After his death six months later, I wished for the one-day mended hearts of his mother, brother, and father. And for our own.
Since then, I’ve wished a lot less.
But since then, we’ve also been blessed. The conception and healthy birth of a second child. The blossoming of those two children in ways that amaze me daily. And don’t think Erik doesn’t have a heavy hand in that amazement.
Three and a half years later, my sister and her family are growing accustomed to facing each new day with a family that appears to be a trio (though they know it’s a quartet). No one but them will know how heavy their hearts are, or how hard it is to wake up to that reality. But wake up they do, each day. And that is a wish come true for me.

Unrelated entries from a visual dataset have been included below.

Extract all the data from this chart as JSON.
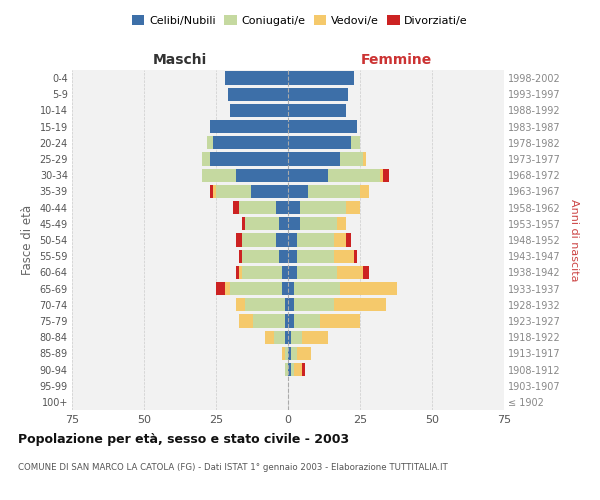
{
  "age_groups": [
    "100+",
    "95-99",
    "90-94",
    "85-89",
    "80-84",
    "75-79",
    "70-74",
    "65-69",
    "60-64",
    "55-59",
    "50-54",
    "45-49",
    "40-44",
    "35-39",
    "30-34",
    "25-29",
    "20-24",
    "15-19",
    "10-14",
    "5-9",
    "0-4"
  ],
  "birth_years": [
    "≤ 1902",
    "1903-1907",
    "1908-1912",
    "1913-1917",
    "1918-1922",
    "1923-1927",
    "1928-1932",
    "1933-1937",
    "1938-1942",
    "1943-1947",
    "1948-1952",
    "1953-1957",
    "1958-1962",
    "1963-1967",
    "1968-1972",
    "1973-1977",
    "1978-1982",
    "1983-1987",
    "1988-1992",
    "1993-1997",
    "1998-2002"
  ],
  "males": {
    "celibe": [
      0,
      0,
      0,
      0,
      1,
      1,
      1,
      2,
      2,
      3,
      4,
      3,
      4,
      13,
      18,
      27,
      26,
      27,
      20,
      21,
      22
    ],
    "coniugato": [
      0,
      0,
      1,
      1,
      4,
      11,
      14,
      18,
      14,
      13,
      12,
      12,
      13,
      12,
      12,
      3,
      2,
      0,
      0,
      0,
      0
    ],
    "vedovo": [
      0,
      0,
      0,
      1,
      3,
      5,
      3,
      2,
      1,
      0,
      0,
      0,
      0,
      1,
      0,
      0,
      0,
      0,
      0,
      0,
      0
    ],
    "divorziato": [
      0,
      0,
      0,
      0,
      0,
      0,
      0,
      3,
      1,
      1,
      2,
      1,
      2,
      1,
      0,
      0,
      0,
      0,
      0,
      0,
      0
    ]
  },
  "females": {
    "nubile": [
      0,
      0,
      1,
      1,
      1,
      2,
      2,
      2,
      3,
      3,
      3,
      4,
      4,
      7,
      14,
      18,
      22,
      24,
      20,
      21,
      23
    ],
    "coniugata": [
      0,
      0,
      1,
      2,
      4,
      9,
      14,
      16,
      14,
      13,
      13,
      13,
      16,
      18,
      18,
      8,
      3,
      0,
      0,
      0,
      0
    ],
    "vedova": [
      0,
      0,
      3,
      5,
      9,
      14,
      18,
      20,
      9,
      7,
      4,
      3,
      5,
      3,
      1,
      1,
      0,
      0,
      0,
      0,
      0
    ],
    "divorziata": [
      0,
      0,
      1,
      0,
      0,
      0,
      0,
      0,
      2,
      1,
      2,
      0,
      0,
      0,
      2,
      0,
      0,
      0,
      0,
      0,
      0
    ]
  },
  "colors": {
    "celibe": "#3d6fa8",
    "coniugato": "#c5d9a0",
    "vedovo": "#f5c96b",
    "divorziato": "#cc2222"
  },
  "xlim": 75,
  "title": "Popolazione per età, sesso e stato civile - 2003",
  "subtitle": "COMUNE DI SAN MARCO LA CATOLA (FG) - Dati ISTAT 1° gennaio 2003 - Elaborazione TUTTITALIA.IT",
  "ylabel_left": "Fasce di età",
  "ylabel_right": "Anni di nascita",
  "xlabel_males": "Maschi",
  "xlabel_females": "Femmine",
  "legend_labels": [
    "Celibi/Nubili",
    "Coniugati/e",
    "Vedovi/e",
    "Divorziati/e"
  ],
  "bg_color": "#f2f2f2",
  "grid_color": "#cccccc"
}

This morning, when the clock struck 11:11, my first thought was a split wish, one shared by hundreds of thousands, more like millions of people like me: an Obama win, and the defeat of Proposition 8.
One of the oddest things to explain to other people is how painful all this wishing and hoping is. When you’ve never, ever felt advocated for, at a state-wide level, and then you are (with the California supreme court decision about gay marriage), and then the same old familiar hate script kicks in – special rights! the decline of the family! all that crap – the pain has a unique acuteness. Because the protective covering was coming off, in the wake of the court’s ruling. The thick skin was becoming tenderized. Exposed now, in a new way, to these hateful elements from which it had been so long protected. Y’all who’ve never had to toughen your skin like this might not be able to imagine what this feels like. Simplest thing I can say is, it feels like a vicious a double-cross, and it makes a strong case for cynicism.
By the same token, the fight against this hate makes an equally strong case for hope. We have always known that we LGBT people are a small minority of the population. It is our friends, family, and allies who make up a majority of it. So you see how this proposition is really a referendum on the strength of our love for one another. Not LGBT people’s love for one another. Our straight allies’ love of us. And of justice.
Is it wise to hope and pray and wish so? Wise, I don’t know. But fierce hoping is the precursor to fierce trying, and heaven knows if we do not try, the just world at the other end of those wishes would most certainly not come to pass.
So, people. It’s eleven eleven. Make a wish.